Cerca de um ano depois de pouco mais de 20 organizações da sociedade civil, incluindo movimentos sociais, terem dirigido a Carta Aberta para Deter e Reflectir de Forma Urgente o Programa ProSavana aos presidentes de Moçambique, Brasil e ao Primeiro Ministro do Japão, continuamos à espera de resposta. No entanto, decorreu em Nampula nos dias 22 e 23 de Abril, o Seminário sobre Divulgação dos Resultados de Investigação Agrária no Corredor de Nacala no âmbito do programa triangular entre Moçambique, Japão e Brasil apelidado de ProSavana.
No encontro, estiveram presentes a equipa de coordenação do ProSavana, o Director Geral do Instituto de Investigação Agronómica de Moçambique(IIAM,) o Director Provincial da Agricultura, parceiros, representantes e investigadores dos centros zonais do IIAM, Organizações da Sociedade Civil, académicos e representantes do sector privado.
Segundo os organizadores (IIAM e parceiros), o seminário visava essencialmente partilhar os resultados até então obtidos nas pesquisas que estão a ser levadas a cabo naquela região conhecida como Corredor de Desenvolvimento Norte? facto que evidencia que já estamos diante de uma das fases programa (ProSavana – PI) que segundo os documentos disponíveis, tem como finalidade maximizar os actuais conhecimentos dos recursos naturais e socioeconómicos do Corredor de Nacala e identificar as tecnologias agrícolas mais adequadas ao desenvolvimento sustentável da agricultura regional.
Posto isto, somos levados a concluir que a Carta Aberta das Organizações da Sociedade Civil foi taxativamente ignorada e que o projecto prossegue, como se tudo estivesse perfeito, indiferente às preocupações das muitas famílias que temem perder as suas terras para dar lugar ao agronegócio e outras actividades, como aliás se vê um pouco por todo país. Na verdade, este seminário não passou de mais uma acção para legitimar o avanço do programa.
Camuflado por outros temas, notou-se que cerca de 60% das apresentações estavam focalizadas em exemplos relacionados com o incremento do rendimento da cultura de soja, desde a consociação com outras culturas, efeitos da adubação, tipo de solo, data de sementeira, entre outros.

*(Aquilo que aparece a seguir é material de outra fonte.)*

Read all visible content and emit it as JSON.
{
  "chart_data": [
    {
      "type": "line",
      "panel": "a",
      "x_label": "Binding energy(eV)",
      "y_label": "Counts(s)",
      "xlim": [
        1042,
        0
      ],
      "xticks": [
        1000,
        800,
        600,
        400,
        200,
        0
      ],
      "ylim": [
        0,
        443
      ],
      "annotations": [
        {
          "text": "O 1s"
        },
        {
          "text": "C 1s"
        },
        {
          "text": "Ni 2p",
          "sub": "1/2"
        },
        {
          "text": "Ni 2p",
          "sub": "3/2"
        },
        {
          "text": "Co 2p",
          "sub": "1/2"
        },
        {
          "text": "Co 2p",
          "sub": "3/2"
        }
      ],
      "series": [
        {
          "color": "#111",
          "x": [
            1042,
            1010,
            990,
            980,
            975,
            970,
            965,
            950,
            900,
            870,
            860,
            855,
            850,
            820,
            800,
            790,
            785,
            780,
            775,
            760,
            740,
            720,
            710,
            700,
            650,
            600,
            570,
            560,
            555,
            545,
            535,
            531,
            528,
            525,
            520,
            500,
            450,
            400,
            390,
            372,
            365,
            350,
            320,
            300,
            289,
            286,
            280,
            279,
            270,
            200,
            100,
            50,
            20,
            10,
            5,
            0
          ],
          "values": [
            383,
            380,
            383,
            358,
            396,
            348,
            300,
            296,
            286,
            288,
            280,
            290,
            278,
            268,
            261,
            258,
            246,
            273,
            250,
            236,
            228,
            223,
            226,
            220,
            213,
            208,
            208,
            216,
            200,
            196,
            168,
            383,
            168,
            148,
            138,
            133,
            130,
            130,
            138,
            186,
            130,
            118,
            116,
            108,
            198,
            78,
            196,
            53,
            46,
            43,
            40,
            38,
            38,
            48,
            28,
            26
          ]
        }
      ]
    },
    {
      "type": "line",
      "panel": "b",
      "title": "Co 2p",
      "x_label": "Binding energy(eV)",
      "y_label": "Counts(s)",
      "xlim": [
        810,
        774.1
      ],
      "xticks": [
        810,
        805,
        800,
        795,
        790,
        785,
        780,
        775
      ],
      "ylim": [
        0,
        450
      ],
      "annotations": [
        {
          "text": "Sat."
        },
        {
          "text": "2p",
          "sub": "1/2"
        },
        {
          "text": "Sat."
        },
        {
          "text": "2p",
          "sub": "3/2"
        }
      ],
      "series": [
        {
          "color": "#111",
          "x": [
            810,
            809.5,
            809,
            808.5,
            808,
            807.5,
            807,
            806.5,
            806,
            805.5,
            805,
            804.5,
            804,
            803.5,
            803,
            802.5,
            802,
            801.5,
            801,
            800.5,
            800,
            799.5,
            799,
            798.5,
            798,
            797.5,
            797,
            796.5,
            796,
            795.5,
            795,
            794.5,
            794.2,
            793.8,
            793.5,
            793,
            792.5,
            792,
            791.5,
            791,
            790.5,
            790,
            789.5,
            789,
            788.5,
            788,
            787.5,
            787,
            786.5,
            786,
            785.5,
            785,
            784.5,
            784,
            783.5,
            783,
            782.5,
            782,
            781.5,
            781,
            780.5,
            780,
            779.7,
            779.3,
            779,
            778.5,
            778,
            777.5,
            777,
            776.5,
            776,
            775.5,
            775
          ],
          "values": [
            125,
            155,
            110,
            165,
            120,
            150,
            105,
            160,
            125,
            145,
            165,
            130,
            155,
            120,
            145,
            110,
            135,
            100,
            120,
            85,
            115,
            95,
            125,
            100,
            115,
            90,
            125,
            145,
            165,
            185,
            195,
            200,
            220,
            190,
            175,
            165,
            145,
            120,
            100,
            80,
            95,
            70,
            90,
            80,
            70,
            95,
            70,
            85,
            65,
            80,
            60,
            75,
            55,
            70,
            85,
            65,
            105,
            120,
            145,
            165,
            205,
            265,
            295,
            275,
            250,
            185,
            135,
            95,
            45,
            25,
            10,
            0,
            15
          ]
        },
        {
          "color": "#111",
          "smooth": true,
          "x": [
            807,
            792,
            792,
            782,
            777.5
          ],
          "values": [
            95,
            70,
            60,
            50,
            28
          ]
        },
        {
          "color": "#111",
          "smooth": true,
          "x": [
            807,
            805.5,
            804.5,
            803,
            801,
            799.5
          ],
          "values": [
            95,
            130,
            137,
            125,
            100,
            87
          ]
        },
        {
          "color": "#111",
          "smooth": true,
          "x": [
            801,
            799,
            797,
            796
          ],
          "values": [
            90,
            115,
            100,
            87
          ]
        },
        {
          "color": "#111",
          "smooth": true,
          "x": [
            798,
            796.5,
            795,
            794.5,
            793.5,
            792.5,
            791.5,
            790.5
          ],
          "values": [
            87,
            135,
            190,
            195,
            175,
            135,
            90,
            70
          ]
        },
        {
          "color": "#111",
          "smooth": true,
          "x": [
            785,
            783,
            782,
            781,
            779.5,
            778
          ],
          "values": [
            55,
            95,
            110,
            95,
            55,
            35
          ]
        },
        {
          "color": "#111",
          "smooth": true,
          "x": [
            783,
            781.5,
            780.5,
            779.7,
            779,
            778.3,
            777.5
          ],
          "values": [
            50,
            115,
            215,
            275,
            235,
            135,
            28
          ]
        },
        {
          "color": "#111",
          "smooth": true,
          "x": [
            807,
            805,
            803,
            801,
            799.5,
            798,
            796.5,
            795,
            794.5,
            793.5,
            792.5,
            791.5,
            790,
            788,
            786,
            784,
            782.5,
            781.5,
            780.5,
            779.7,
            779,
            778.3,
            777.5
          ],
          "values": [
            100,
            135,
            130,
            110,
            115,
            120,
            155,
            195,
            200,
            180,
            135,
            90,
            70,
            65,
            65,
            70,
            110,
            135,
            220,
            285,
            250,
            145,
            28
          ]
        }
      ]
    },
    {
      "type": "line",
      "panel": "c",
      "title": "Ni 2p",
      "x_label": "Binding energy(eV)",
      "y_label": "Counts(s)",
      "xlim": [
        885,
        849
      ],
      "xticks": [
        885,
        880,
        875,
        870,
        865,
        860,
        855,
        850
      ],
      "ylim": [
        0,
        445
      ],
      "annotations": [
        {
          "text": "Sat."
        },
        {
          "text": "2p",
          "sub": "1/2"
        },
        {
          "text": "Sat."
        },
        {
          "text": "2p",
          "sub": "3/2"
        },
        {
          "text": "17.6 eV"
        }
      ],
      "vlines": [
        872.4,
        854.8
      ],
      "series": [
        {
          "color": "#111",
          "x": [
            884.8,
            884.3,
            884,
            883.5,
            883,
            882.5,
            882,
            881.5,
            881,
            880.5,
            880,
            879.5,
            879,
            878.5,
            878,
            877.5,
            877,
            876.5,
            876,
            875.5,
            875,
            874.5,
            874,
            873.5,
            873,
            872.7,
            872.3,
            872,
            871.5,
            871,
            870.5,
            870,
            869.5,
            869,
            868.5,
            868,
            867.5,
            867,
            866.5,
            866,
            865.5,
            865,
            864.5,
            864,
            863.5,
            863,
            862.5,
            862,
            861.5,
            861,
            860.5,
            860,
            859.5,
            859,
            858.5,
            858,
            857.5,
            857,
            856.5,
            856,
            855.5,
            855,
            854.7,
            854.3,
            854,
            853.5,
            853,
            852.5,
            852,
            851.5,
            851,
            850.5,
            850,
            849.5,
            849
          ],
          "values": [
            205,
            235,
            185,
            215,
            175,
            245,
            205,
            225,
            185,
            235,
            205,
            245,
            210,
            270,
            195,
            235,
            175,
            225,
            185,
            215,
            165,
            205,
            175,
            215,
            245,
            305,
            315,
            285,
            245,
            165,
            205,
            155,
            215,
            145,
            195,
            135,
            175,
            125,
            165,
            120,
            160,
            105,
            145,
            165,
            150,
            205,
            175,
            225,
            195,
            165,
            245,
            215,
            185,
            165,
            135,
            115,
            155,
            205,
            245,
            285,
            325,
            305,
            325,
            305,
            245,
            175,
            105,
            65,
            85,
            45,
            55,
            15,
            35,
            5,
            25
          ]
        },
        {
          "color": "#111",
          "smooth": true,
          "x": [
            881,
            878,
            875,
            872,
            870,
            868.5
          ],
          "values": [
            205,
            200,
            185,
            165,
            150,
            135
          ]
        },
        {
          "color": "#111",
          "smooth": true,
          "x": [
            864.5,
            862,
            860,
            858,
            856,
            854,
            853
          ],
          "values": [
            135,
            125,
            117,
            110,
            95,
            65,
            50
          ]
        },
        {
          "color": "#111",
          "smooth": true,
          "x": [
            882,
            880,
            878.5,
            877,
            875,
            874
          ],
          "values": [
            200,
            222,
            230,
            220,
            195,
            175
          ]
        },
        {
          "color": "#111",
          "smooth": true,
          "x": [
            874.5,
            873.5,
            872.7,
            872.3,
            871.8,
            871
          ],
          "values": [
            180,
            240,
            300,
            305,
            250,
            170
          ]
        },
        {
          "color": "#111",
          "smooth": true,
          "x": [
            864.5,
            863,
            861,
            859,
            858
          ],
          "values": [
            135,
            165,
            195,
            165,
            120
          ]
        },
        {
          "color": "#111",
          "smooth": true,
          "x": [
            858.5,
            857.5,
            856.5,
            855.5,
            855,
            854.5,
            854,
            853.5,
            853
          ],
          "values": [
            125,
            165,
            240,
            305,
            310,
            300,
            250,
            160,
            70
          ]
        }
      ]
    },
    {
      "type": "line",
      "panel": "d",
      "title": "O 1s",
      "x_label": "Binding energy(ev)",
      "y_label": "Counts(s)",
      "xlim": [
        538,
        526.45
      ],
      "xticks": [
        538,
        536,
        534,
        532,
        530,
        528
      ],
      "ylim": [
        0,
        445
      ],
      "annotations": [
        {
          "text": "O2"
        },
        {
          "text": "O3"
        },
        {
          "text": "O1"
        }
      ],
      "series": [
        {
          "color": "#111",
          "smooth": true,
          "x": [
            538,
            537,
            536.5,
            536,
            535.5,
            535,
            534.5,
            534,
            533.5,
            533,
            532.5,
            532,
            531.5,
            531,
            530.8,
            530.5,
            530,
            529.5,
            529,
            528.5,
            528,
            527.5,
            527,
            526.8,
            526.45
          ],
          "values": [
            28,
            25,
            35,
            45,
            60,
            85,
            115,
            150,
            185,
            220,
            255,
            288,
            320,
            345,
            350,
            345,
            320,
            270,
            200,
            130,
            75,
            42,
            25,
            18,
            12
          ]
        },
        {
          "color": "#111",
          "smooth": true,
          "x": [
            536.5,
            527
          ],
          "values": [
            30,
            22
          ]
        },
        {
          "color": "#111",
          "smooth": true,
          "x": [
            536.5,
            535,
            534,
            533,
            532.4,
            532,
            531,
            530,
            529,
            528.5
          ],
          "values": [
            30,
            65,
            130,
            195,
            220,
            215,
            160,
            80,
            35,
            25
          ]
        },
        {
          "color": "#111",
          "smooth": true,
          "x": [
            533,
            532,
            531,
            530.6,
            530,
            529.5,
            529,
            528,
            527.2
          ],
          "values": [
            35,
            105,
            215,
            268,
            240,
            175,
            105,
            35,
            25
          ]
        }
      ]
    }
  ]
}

O que vem, sem dúvida, demonstrar o quão perigoso este programa pode ser, sobretudo quando não prioriza a investigação das principais culturas alimentares, que constituem o garante da sobrevivência da maioria da população moçambicana, os camponeses que vivem nas zonas rurais.
Mais uma vez, chamamos a atenção aos programas que estão a ser implementados em Moçambique e suas semelhanças com tantos outros que falharam no passado. As Organizações da Sociedade Civil já alertaram sobre os perigos do ProSavana, e, o ritmo com que o processo está a seguir tendo em conta a contestação e preocupações já apresentadas pelos camponeses, denota uma tentativa clara de enganar os Moçambicanos ganhando tempo, enquanto nos bastidores se implementa efectivamente o programa como se este fosse consensual.
O ProSavana não reúne consenso nacional. Nem a nível das comunidades locais, nem entre académicos e Organizações da Sociedade civil. Sabemos que em alguns casos, para criar essa ideia de aparente consenso, têm sido levadas a cabo acções de manipulação e intimidação visando líderes comunitários e organizações que lutam na defesa do direito à terra e à soberania alimentar.
É importante que se repense no programa e que se criem acções que vão de acordo com o cenário actual da agricultura moçambicana, onde o acesso a terra fértil e a erradicação da fome e da má nutrição deveriam constituir prioridade para o governo? por mais que isso implique a paralisação ou reformulação do programa até que se garanta que estejam criadas todas as condições para a materialização do mesmo sem por em causa o bem estar socioeconómico e cultural das comunidades locais, bem como a não marginalização e subsistência do mesmo grupo.